Hugo Wolf was an Austrian composer best remembered for his art songs. Although he produced extraordinary musical pieces, his work was constantly affected by depression before he suffered a mental collapse in the late-1890s. Hugo Wolf is credited with producing some of the best-known lieders, a type of German song.
Max Brod was a Czech German-speaking Jewish author, composer, and journalist. He studied law at the German Charles-Ferdinand University and proceeded to pursue a career as a journalist and composer. He worked as an editor and literary adviser for the Israeli national theatre for three decades. He was a close friend and biographer of writer Franz Kafka.
Udo Jürgens first gained international acclaim after winning the 1966 Eurovision contest. While the Austrian singer began his career playing at clubs and on radio, he later revolutionized the German pop scene with songs such as Mit 66 Jahren. Buenos Días, Argentina remains one of his best-known songs.
Austrian composer Franz von Suppé was a major figure of the 19th-century light music in both Austria and Germany. He mostly performed at Viennese theaters such as Theater an der Wien. Some of his best-known works are Leichte Kavallerie, or Light Cavalry, and Dichter und Bauer, or Poet and Peasant.
Heinrich Ignaz Franz Biber was a Bohemian-Austrian violinist and composer. He is widely regarded as one of the best violin composers of the 17th century. Heinrich Ignaz Franz Biber wrote operas, music for chamber ensemble, and sacred music. Today, his compositions are widely performed and recorded.
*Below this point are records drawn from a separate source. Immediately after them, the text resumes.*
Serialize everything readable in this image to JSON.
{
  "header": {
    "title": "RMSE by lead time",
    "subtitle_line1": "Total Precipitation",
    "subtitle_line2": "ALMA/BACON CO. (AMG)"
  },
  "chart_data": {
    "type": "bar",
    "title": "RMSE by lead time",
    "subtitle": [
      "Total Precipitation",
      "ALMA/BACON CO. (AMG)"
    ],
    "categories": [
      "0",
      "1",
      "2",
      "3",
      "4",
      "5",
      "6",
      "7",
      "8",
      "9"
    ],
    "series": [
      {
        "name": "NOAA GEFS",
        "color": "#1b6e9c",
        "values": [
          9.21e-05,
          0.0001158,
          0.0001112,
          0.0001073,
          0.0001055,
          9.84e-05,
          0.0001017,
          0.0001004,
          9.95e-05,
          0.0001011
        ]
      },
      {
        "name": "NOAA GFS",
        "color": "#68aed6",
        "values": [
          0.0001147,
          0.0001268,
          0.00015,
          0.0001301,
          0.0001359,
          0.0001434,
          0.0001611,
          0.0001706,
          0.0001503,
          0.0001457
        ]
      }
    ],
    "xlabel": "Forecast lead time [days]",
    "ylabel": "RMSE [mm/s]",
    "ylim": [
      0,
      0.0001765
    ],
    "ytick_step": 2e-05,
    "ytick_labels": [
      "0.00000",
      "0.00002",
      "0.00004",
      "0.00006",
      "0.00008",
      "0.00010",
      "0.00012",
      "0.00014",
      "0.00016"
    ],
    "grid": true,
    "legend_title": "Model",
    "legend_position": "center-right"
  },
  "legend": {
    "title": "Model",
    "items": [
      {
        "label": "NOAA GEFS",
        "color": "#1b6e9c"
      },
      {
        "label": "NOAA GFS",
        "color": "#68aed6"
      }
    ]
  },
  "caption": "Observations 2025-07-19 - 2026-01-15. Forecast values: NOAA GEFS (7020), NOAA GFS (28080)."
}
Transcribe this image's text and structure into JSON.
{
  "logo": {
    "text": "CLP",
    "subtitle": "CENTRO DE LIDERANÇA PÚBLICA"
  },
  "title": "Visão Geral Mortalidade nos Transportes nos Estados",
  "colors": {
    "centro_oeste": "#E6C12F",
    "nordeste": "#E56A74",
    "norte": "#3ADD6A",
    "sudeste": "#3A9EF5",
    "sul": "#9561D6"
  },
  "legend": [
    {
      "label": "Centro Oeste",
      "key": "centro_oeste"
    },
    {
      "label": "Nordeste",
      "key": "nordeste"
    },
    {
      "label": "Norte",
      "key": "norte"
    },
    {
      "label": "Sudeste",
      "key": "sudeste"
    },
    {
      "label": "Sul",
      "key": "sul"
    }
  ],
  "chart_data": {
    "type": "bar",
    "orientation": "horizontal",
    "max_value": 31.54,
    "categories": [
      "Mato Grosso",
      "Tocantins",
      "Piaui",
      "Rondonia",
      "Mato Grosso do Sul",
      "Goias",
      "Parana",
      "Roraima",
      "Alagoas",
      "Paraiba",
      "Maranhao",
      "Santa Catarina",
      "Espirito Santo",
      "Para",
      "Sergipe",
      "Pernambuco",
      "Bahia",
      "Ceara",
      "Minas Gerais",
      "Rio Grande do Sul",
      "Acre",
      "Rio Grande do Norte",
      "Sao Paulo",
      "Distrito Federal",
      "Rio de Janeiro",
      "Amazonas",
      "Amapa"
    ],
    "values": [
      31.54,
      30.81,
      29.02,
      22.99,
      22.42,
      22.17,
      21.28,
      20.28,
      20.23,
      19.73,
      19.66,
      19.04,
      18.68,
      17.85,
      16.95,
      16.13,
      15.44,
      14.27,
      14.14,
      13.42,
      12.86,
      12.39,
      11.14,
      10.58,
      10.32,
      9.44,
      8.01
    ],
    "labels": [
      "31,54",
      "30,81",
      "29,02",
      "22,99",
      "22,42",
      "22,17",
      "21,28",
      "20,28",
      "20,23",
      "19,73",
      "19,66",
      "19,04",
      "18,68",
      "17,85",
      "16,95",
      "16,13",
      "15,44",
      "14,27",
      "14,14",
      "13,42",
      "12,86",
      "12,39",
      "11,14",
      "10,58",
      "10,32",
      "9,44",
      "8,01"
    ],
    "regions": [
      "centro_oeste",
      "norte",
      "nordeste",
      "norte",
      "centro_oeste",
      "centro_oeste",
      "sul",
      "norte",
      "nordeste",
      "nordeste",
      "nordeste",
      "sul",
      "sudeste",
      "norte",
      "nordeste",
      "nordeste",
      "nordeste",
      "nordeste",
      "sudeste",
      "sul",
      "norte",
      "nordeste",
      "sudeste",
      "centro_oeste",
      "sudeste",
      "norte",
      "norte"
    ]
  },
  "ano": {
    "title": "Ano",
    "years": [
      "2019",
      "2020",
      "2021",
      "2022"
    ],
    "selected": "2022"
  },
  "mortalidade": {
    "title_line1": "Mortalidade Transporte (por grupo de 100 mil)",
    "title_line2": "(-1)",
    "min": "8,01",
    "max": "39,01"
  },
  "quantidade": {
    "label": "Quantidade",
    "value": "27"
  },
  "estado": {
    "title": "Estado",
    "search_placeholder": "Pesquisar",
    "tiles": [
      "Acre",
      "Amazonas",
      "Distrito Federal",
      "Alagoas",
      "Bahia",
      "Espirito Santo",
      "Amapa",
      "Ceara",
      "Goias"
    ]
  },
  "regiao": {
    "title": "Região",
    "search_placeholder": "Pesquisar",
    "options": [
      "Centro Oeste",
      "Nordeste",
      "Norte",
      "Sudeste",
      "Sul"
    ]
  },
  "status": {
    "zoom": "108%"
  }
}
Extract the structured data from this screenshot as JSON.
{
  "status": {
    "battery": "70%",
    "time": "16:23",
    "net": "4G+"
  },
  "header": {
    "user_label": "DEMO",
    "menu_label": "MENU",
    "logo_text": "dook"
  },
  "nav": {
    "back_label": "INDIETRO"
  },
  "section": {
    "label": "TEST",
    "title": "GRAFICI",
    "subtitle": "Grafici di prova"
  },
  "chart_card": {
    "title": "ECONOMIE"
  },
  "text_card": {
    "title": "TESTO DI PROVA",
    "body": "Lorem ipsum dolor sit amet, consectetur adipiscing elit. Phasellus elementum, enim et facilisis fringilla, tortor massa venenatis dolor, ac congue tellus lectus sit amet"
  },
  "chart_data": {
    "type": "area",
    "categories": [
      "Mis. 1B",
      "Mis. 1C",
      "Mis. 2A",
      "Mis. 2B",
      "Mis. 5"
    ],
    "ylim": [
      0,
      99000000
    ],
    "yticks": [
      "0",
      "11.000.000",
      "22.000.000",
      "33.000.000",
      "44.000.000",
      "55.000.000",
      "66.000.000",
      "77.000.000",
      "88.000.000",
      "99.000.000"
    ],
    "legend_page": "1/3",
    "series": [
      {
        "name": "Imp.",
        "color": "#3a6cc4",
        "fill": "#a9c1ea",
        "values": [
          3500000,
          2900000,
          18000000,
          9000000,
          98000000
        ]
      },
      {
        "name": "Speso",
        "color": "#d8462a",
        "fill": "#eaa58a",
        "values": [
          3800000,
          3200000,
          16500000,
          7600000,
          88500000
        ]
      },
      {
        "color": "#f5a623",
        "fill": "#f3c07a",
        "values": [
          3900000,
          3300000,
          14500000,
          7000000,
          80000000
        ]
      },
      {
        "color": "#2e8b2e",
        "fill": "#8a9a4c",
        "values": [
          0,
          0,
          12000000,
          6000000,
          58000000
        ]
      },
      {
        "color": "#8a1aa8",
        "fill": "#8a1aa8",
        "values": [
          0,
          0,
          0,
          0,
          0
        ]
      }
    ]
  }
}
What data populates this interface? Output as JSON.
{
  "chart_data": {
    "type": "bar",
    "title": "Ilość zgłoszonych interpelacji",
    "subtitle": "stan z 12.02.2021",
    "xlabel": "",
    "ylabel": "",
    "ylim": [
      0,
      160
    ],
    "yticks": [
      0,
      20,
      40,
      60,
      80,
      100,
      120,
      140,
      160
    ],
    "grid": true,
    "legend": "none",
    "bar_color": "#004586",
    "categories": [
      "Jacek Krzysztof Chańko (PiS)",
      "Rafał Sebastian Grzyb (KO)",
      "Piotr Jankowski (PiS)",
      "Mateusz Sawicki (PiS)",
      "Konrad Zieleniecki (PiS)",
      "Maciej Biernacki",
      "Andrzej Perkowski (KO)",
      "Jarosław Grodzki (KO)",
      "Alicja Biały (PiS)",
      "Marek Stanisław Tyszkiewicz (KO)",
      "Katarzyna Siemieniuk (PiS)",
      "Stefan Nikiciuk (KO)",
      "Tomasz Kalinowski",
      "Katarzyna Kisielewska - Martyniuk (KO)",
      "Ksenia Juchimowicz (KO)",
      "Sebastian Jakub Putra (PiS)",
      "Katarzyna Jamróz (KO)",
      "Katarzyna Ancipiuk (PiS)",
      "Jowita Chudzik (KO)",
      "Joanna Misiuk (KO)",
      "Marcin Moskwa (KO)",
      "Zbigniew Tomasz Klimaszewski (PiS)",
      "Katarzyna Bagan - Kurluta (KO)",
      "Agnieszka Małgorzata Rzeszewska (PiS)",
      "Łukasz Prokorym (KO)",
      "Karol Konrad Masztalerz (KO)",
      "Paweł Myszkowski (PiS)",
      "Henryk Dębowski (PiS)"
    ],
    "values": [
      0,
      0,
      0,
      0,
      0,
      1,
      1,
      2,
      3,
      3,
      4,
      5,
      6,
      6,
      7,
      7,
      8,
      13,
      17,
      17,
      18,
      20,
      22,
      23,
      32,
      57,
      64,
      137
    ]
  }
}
Hailed for his contribution to the experimental and multimedia modes, Hermann Nitsch is known to interpret life as a passion and the process of painting, its incarnation. Beginning his career as a graphic designer, he later combined Expressionism with religious arts and began working on the idea of the Orgien Mysterien Theater, eventually establishing himself as an internationally acclaimed artist.
Austrian composer Franz Schmidt was first trained in the piano by his mother. He later began his music career as a cellist at the Vienna Court Opera Orchestra. Best remembered for his oratorio The Book with Seven Seals, he taught and later became the director and then the rector at the Vienna Conservatory.
Known as the "one-eyed singer" because of his dropping right eye caused due to an injury, Oswald von Wolkenstein was one of the last troubadours. Known for his autobiographical lyrics, he was named Knight of the Holy Sepulchre. He had also been a diplomat and military commander to Emperor Sigismund.